Cancer, heart disease, obesity – these are three of the most common, serious health problems in the United States. Know what they all may have in common? Inflammation. The same joint inflammation that causes arthritis may be associated with other health problems. Your eating habits can play a big role in reducing inflammation and helping those conditions.

Cause of Inflammation

Scientists know that the enzymes cyclooxygenase-1 (COX-1) and cyclooxygenase-2 (COX-2) are major causes of joint inflammation; that’s why you may take medications – such as nonsteroidal anti-inflammatory drugs (NSAIDs), which block COX-1 and COX-2 enzymes, or COX-2 inhibitors – to treat your arthritis. Researchers discovered that COX-2 enzymes become more active and cause more joint inflammation when you take in more omega-6 fatty acids than omega-3 fatty acids.

Omega-3s are the inflammation-fighting fatty acids found in cold water fish such as salmon and tuna. If you don't eat a healthy diet, it is easy to consume far fewer of these than omega-6 fatty acids – which are found in egg yolks and meats; corn, sunflower, safflower, soybean and cottonseed oil; and are prevalent in many snack foods, fried foods, margarines and other spreads. In fact, many of the foods people overindulge in during “snack attacks” are linked to increasing joint inflammation and obesity. 

Diet and Inflammation

One way to help fight inflammation with food is by eating less of the "bad stuff" – processed and/or fried food, for instance – and more of the "good stuff," like veggies, fruits, nuts, tea and even small amounts of dark chocolate. Many plant-based foods contain antioxidants and phytochemicals, both of which may decrease the activity of the COX-2 enzyme, reducing joint inflammation.
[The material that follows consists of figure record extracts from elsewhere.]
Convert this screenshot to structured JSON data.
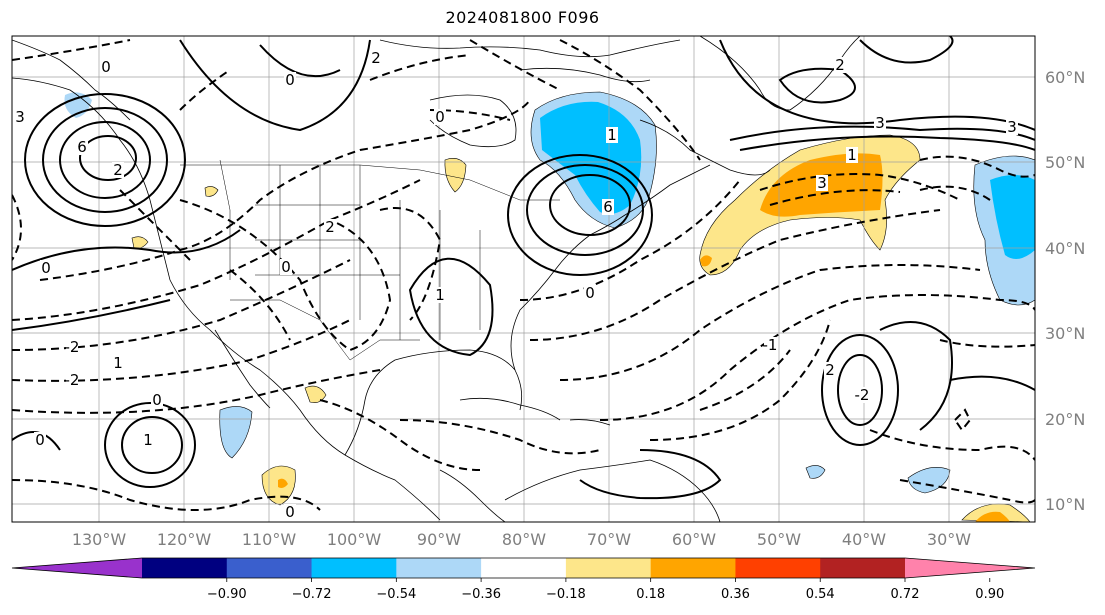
{
  "title": "2024081800 F096",
  "lon_labels": [
    "130°W",
    "120°W",
    "110°W",
    "100°W",
    "90°W",
    "80°W",
    "70°W",
    "60°W",
    "50°W",
    "40°W",
    "30°W"
  ],
  "lat_labels": [
    "60°N",
    "50°N",
    "40°N",
    "30°N",
    "20°N",
    "10°N"
  ],
  "colorbar": {
    "colors": [
      "#9932cc",
      "#000080",
      "#3a5fcd",
      "#00bfff",
      "#add8f7",
      "#ffffff",
      "#fde68a",
      "#ffa500",
      "#ff4000",
      "#b22222",
      "#ff82ab"
    ],
    "ticks": [
      "−0.90",
      "−0.72",
      "−0.54",
      "−0.36",
      "−0.18",
      "0.18",
      "0.36",
      "0.54",
      "0.72",
      "0.90"
    ]
  },
  "contour_labels": [
    {
      "text": "3"
    },
    {
      "text": "6"
    },
    {
      "text": "2"
    },
    {
      "text": "0"
    },
    {
      "text": "0"
    },
    {
      "text": "2"
    },
    {
      "text": "3"
    },
    {
      "text": "1"
    },
    {
      "text": "0"
    },
    {
      "text": "2"
    },
    {
      "text": "1"
    },
    {
      "text": "3"
    },
    {
      "text": "3"
    },
    {
      "text": "0"
    },
    {
      "text": "1"
    },
    {
      "text": "0"
    },
    {
      "text": "2"
    },
    {
      "text": "0"
    },
    {
      "text": "-1"
    },
    {
      "text": "-2"
    },
    {
      "text": "-2"
    },
    {
      "text": "0"
    },
    {
      "text": "1"
    },
    {
      "text": "2"
    },
    {
      "text": "0"
    },
    {
      "text": "1"
    },
    {
      "text": "-2"
    },
    {
      "text": "0"
    },
    {
      "text": "6"
    }
  ]
}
Some small studies have looked at the direct impact of specific diets and foods and arthritis. According to a 2011 review in Rheumatic Disease Clinics of North America, people with rheumatoid arthritis (RA) who followed a Mediterranean diet – which features lean protein like fish and poultry and is high in plant-based foods such as beans, veggies and olive oil – reported a decrease in joint tenderness and an improvement in their sense of well being. Another small study cited in the review found that in some people with RA, vegan and vegetarian diets brought symptom improvement. 

Alexis Ogdie-Beatty, MD, instructor in medicine in the rheumatology division at the University of Pennsylvania’s Perelman School of Medicine, notes that many people with arthritis who start eating fewer processed, sugary foods – whatever the diet – find that they feel better.